Die Tiroler AK führte ihre Erhebung zu den Spritpreisen vom Juli weiter fort. Neben dem Stubaital wurden auch das Zillertal und Ötztal ins Visier genommen. Präsident Erwin Zangerl fordert erneut eine Erklärung für die Differenz zwischen den Tälern und Innsbruck.
Die hohen Preise für den Liter Diesel oder Benzin erhitzen nach wie vor nicht nur die Gemüter in der Bevölkerung, sondern auch bei der Tiroler Arbeiterkammer (AK). Ein Vergleich der Konsumentenschützer im Zeitraum vom 29. Juni bis 7. Juli hatte ergeben, dass das Tanken im Stubaital zwischen 15 bis 20 Cent teurer ist als an den günstigsten Tankstellen in Innsbruck, wie die „Tiroler Krone“ berichtete.
AK-Boss Erwin Zangerl hatte damals schon eine Erklärung für diesen Unterschied gefordert und versprochen, dass man die Differenz zwischen den Tälern und der Landeshauptstadt ganz genau im Auge behalten werde.
Es ist unverständlich, dass es neben dem Tirol-Aufschlag auch einen Tal-Aufschlag gibt.

Tirols AK-Präsident Erwin Zangerl
Bild: Christof Birbaumer
Senkung nach Aufschrei war nur von kurzer Dauer
Mit einer Erhebung, die bis zum 12. August weitergeführt wurde, hat die AK Tirol dieses Versprechen eingehalten.
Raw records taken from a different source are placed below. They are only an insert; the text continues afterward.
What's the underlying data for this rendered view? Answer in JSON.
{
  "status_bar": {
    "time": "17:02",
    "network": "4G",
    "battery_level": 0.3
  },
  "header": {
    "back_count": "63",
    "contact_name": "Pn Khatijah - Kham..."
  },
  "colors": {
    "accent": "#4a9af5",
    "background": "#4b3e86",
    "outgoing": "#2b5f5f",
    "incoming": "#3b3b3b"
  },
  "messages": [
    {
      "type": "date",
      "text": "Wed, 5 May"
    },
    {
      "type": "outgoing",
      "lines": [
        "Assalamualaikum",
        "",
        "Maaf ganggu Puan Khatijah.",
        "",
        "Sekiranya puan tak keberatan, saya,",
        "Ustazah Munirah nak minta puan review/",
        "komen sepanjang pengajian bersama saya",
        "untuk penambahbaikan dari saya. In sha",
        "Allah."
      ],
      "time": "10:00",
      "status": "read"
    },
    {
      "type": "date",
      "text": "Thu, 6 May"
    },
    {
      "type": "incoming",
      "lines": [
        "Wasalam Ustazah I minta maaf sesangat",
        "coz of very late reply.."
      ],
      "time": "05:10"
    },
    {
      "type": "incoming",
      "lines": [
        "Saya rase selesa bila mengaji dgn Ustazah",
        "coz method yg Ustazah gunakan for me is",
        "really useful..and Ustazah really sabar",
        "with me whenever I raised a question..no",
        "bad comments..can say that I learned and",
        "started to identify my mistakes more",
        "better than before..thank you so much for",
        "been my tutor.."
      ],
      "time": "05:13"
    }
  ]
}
Mit dem grob zusammengefassten Ergebnis, dass nach der ersten Presseaussendung vom 9. Juli der Preisabstand zwischen dem Stubaital und Innsbruck vorübergehend kleiner wurde, ab Ende Juli aber wieder an Fahrt aufnahm.
Die Spritpreisentwicklung teilt die AK Tirol in drei Phasen ein.
„Ein Skandal, wie Branche Geld aus der Tasche zieht“
Kräftiger zur Kasse gebeten als in Innsbruck werden aber auch die Autofahrer im Zillertal und im Ötztal. Im Zillertal musste für den Liter Diesel im Durchschnitt um 6,1 Cent mehr bezahlt werden, bei Super 95 waren es Mehrkosten von 3,8 Cent. Tankende im Ötztal bezahlten für den Liter Diesel um 7,2 Cent mehr und für den Liter Super 95 um 8,4 Cent mehr.
Einmal mehr kritisiert der AK-Boss, dass es „neben dem Tirol-Aufschlag auch einen Tal-Aufschlag gibt. Es ist ein Skandal, wie die Branche den Tirolerinnen und Tirolern das Geld aus der Tasche zieht“. Zangerl fordert abermals eine Erklärung von den Raffinerien.